To crack down on Florida’s prescription drug black market, regulators have limited supplies and made opioids difficult to obtain. But patients with painful medical conditions are suffering from the crackdown too, often left without the drugs they need.
For years, Florida’s relaxed regulations on prescription drugs turned the state into a black market for synthetic opioids, which caused 16,625 deaths and 420,000 emergency department visits in 2010. The Sunshine State was home to 90 of the country’s 100 top pharmacies buying oxycodone in 2010, which often made their way into the hands of prescription drug dealers.
To combat prescription drug abuse, the state has tightened drug regulations, limiting the supply of pain medication that pharmacies and drug distributors are allowed to have in their inventory and making it more difficult for patients to obtain them.
Meredith Diaz, a 35-year-old mother who suffers from lupus, told Bloomberg News that she has trouble obtaining OxyContin, roxycodone and Xanax, which her doctors regularly prescribe to help control her pain and anxiety. The Tampa resident has herniated discs in her back, a knee that will soon need to be replaced and clinical anxiety. She fears the day that her drug supply will be cut off and said her life is much more difficult without her medicine.
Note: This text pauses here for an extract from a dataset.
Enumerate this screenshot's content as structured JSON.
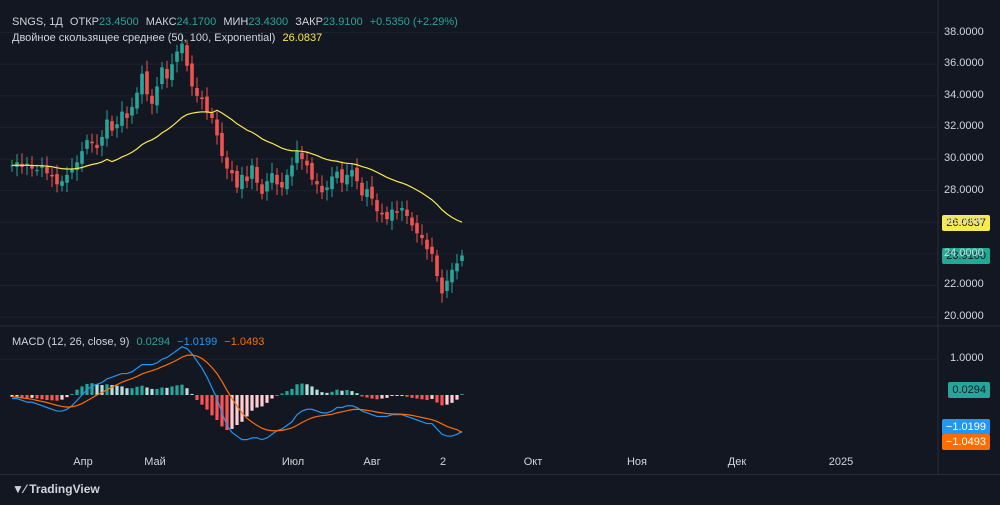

“Regulation is fine, but truly making the pharmacists not able to get the medication can’t be the answer,” Diaz said. “There shouldn’t be this apprehension about how I’m going to get my medicine.”
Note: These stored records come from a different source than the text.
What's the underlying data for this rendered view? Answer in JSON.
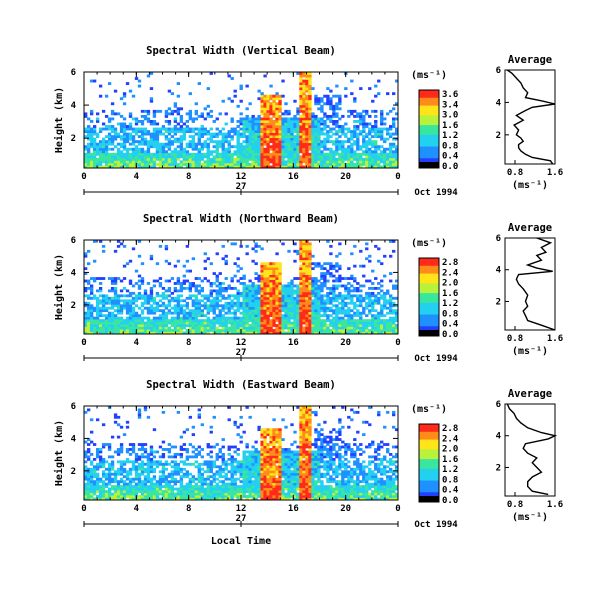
{
  "chart_data": [
    {
      "type": "heatmap",
      "title": "Spectral Width (Vertical Beam)",
      "ylabel": "Height (km)",
      "x_ticks": [
        "0",
        "4",
        "8",
        "12",
        "16",
        "20",
        "0"
      ],
      "date_day": "27",
      "date_label": "Oct 1994",
      "y_ticks": [
        "6",
        "4",
        "2"
      ],
      "xlim": [
        0,
        24
      ],
      "ylim": [
        0.2,
        6
      ],
      "colorbar_unit": "(ms⁻¹)",
      "colorbar_ticks": [
        "3.6",
        "3.4",
        "3.0",
        "1.6",
        "1.2",
        "0.8",
        "0.4",
        "0.0"
      ],
      "profile": {
        "title": "Average",
        "xlabel": "(ms⁻¹)",
        "x_ticks": [
          "0.8",
          "1.6"
        ],
        "y_ticks": [
          "6",
          "4",
          "2"
        ],
        "xlim": [
          0.5,
          1.6
        ],
        "ylim": [
          0.2,
          6
        ],
        "points": [
          [
            1.55,
            0.2
          ],
          [
            1.5,
            0.4
          ],
          [
            1.1,
            0.6
          ],
          [
            0.95,
            0.8
          ],
          [
            0.85,
            1.0
          ],
          [
            0.8,
            1.2
          ],
          [
            0.8,
            1.4
          ],
          [
            0.9,
            1.6
          ],
          [
            0.85,
            1.8
          ],
          [
            0.75,
            2.0
          ],
          [
            0.8,
            2.3
          ],
          [
            0.7,
            2.6
          ],
          [
            0.9,
            2.9
          ],
          [
            0.75,
            3.2
          ],
          [
            0.95,
            3.5
          ],
          [
            1.1,
            3.7
          ],
          [
            1.6,
            3.9
          ],
          [
            1.3,
            4.1
          ],
          [
            0.95,
            4.3
          ],
          [
            1.0,
            4.6
          ],
          [
            0.9,
            4.9
          ],
          [
            0.85,
            5.2
          ],
          [
            0.75,
            5.5
          ],
          [
            0.65,
            5.8
          ],
          [
            0.55,
            6.0
          ]
        ]
      }
    },
    {
      "type": "heatmap",
      "title": "Spectral Width (Northward Beam)",
      "ylabel": "Height (km)",
      "x_ticks": [
        "0",
        "4",
        "8",
        "12",
        "16",
        "20",
        "0"
      ],
      "date_day": "27",
      "date_label": "Oct 1994",
      "y_ticks": [
        "6",
        "4",
        "2"
      ],
      "xlim": [
        0,
        24
      ],
      "ylim": [
        0.2,
        6
      ],
      "colorbar_unit": "(ms⁻¹)",
      "colorbar_ticks": [
        "2.8",
        "2.4",
        "2.0",
        "1.6",
        "1.2",
        "0.8",
        "0.4",
        "0.0"
      ],
      "profile": {
        "title": "Average",
        "xlabel": "(ms⁻¹)",
        "x_ticks": [
          "0.8",
          "1.6"
        ],
        "y_ticks": [
          "6",
          "4",
          "2"
        ],
        "xlim": [
          0.5,
          1.6
        ],
        "ylim": [
          0.2,
          6
        ],
        "points": [
          [
            1.6,
            0.2
          ],
          [
            1.3,
            0.5
          ],
          [
            1.0,
            0.8
          ],
          [
            0.95,
            1.1
          ],
          [
            0.9,
            1.4
          ],
          [
            1.0,
            1.7
          ],
          [
            0.95,
            2.0
          ],
          [
            1.0,
            2.4
          ],
          [
            0.9,
            2.8
          ],
          [
            0.8,
            3.1
          ],
          [
            0.75,
            3.4
          ],
          [
            0.8,
            3.7
          ],
          [
            1.55,
            3.9
          ],
          [
            1.2,
            4.1
          ],
          [
            1.0,
            4.3
          ],
          [
            1.3,
            4.6
          ],
          [
            1.2,
            4.9
          ],
          [
            1.4,
            5.1
          ],
          [
            1.3,
            5.4
          ],
          [
            1.5,
            5.7
          ],
          [
            1.2,
            6.0
          ]
        ]
      }
    },
    {
      "type": "heatmap",
      "title": "Spectral Width (Eastward Beam)",
      "ylabel": "Height (km)",
      "x_ticks": [
        "0",
        "4",
        "8",
        "12",
        "16",
        "20",
        "0"
      ],
      "date_day": "27",
      "date_label": "Oct 1994",
      "xlabel": "Local Time",
      "y_ticks": [
        "6",
        "4",
        "2"
      ],
      "xlim": [
        0,
        24
      ],
      "ylim": [
        0.2,
        6
      ],
      "colorbar_unit": "(ms⁻¹)",
      "colorbar_ticks": [
        "2.8",
        "2.4",
        "2.0",
        "1.6",
        "1.2",
        "0.8",
        "0.4",
        "0.0"
      ],
      "profile": {
        "title": "Average",
        "xlabel": "(ms⁻¹)",
        "x_ticks": [
          "0.8",
          "1.6"
        ],
        "y_ticks": [
          "6",
          "4",
          "2"
        ],
        "xlim": [
          0.5,
          1.6
        ],
        "ylim": [
          0.2,
          6
        ],
        "points": [
          [
            1.45,
            0.3
          ],
          [
            1.1,
            0.5
          ],
          [
            1.0,
            0.8
          ],
          [
            1.0,
            1.1
          ],
          [
            1.1,
            1.4
          ],
          [
            1.3,
            1.7
          ],
          [
            1.2,
            2.0
          ],
          [
            1.1,
            2.3
          ],
          [
            1.2,
            2.6
          ],
          [
            1.0,
            2.9
          ],
          [
            0.9,
            3.2
          ],
          [
            0.95,
            3.5
          ],
          [
            1.45,
            3.8
          ],
          [
            1.6,
            4.0
          ],
          [
            1.3,
            4.2
          ],
          [
            1.0,
            4.5
          ],
          [
            0.85,
            4.8
          ],
          [
            0.75,
            5.1
          ],
          [
            0.7,
            5.4
          ],
          [
            0.6,
            5.7
          ],
          [
            0.55,
            6.0
          ]
        ]
      }
    }
  ]
}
Colleen Sullivan, a 29-year-old muscular dystrophy patient, said she lives in Marathon – a small town in the Florida Keys that only has a few pharmacies. When these drug suppliers run out of the medicine she needs, she is forced to travel across the state to find a pharmacy that will fill her prescription. Pharmacies refuse to tell her over the phone whether or not they have a supply on hand.
Paul Doering, a professor emeritus at the University of Florida College of Pharmacy, told Bloomberg that pharmacists often judge patients based on their appearances, which affects whether or not they will fill their prescriptions.
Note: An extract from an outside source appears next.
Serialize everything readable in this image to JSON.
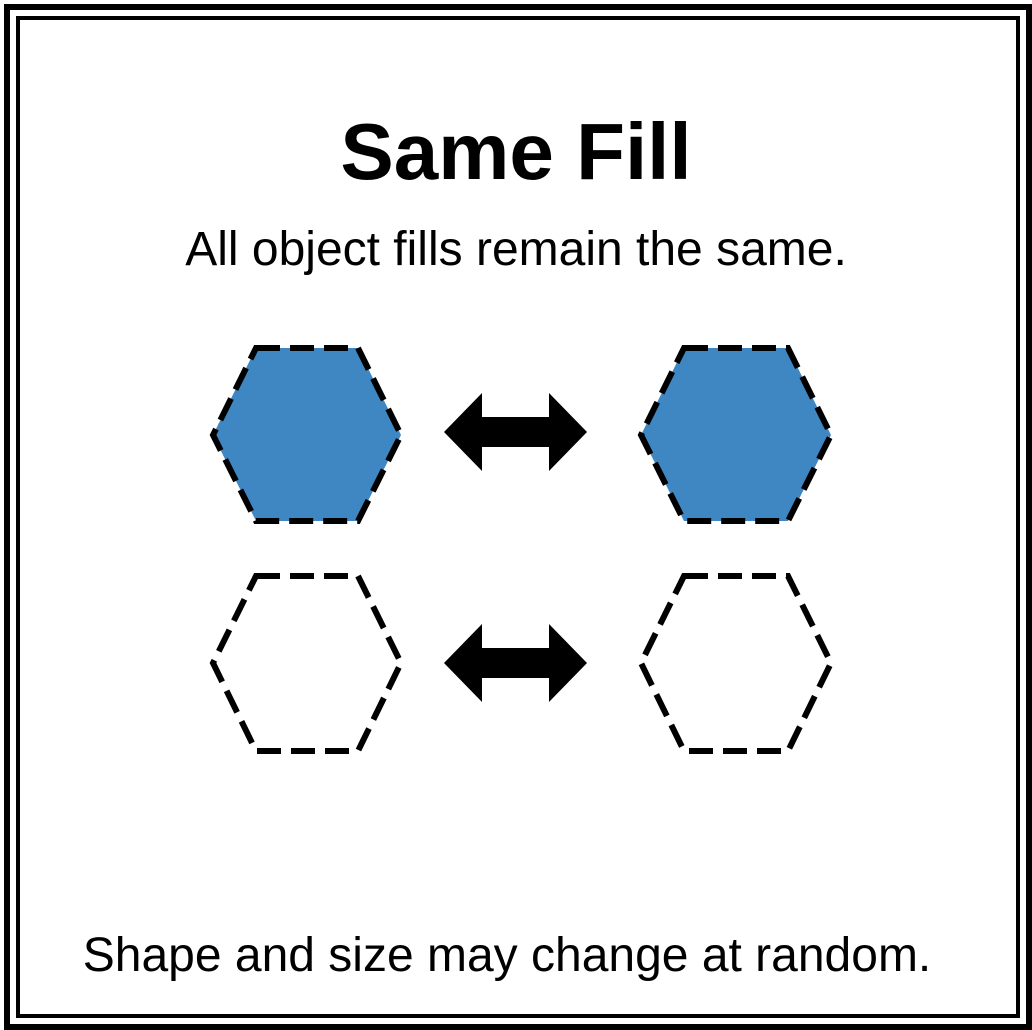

Federal officials first began cracking down on the black market in 2009. Since then, 59 Florida doctors have been charged for illegally prescribing painkillers, and a joint federal and state task force has made 2,150 arrests related to prescription drug sales.
In June, Walgreen Co., the nation’s largest pharmacy operator, paid the Drug Enforcement Agency an $80 million settlement to resolves charges that it failed to control its sales of narcotic painkillers. As a result of its efforts, the amount of oxycodone sold in the state of Florida decreased by 97 percent from 2009 to 2010. Deaths related to oxycodone decreased by more than 17 percent, and the number of “doctor shoppers” has decreased by 58 percent since authorities began cracking down on “pill mills” in 2011, AP reported in June.
Although the regulations are effectively curbing prescription drug abuse, they are also taking a toll on the well-being of patients with painful medical conditions and valid prescriptions.
“It’s a very unhappy existence, but as a mother of three kids you don’t want to look unhappy,” Diaz said. “So you put on a façade. If I don’t have that medicine my life gets even harder.”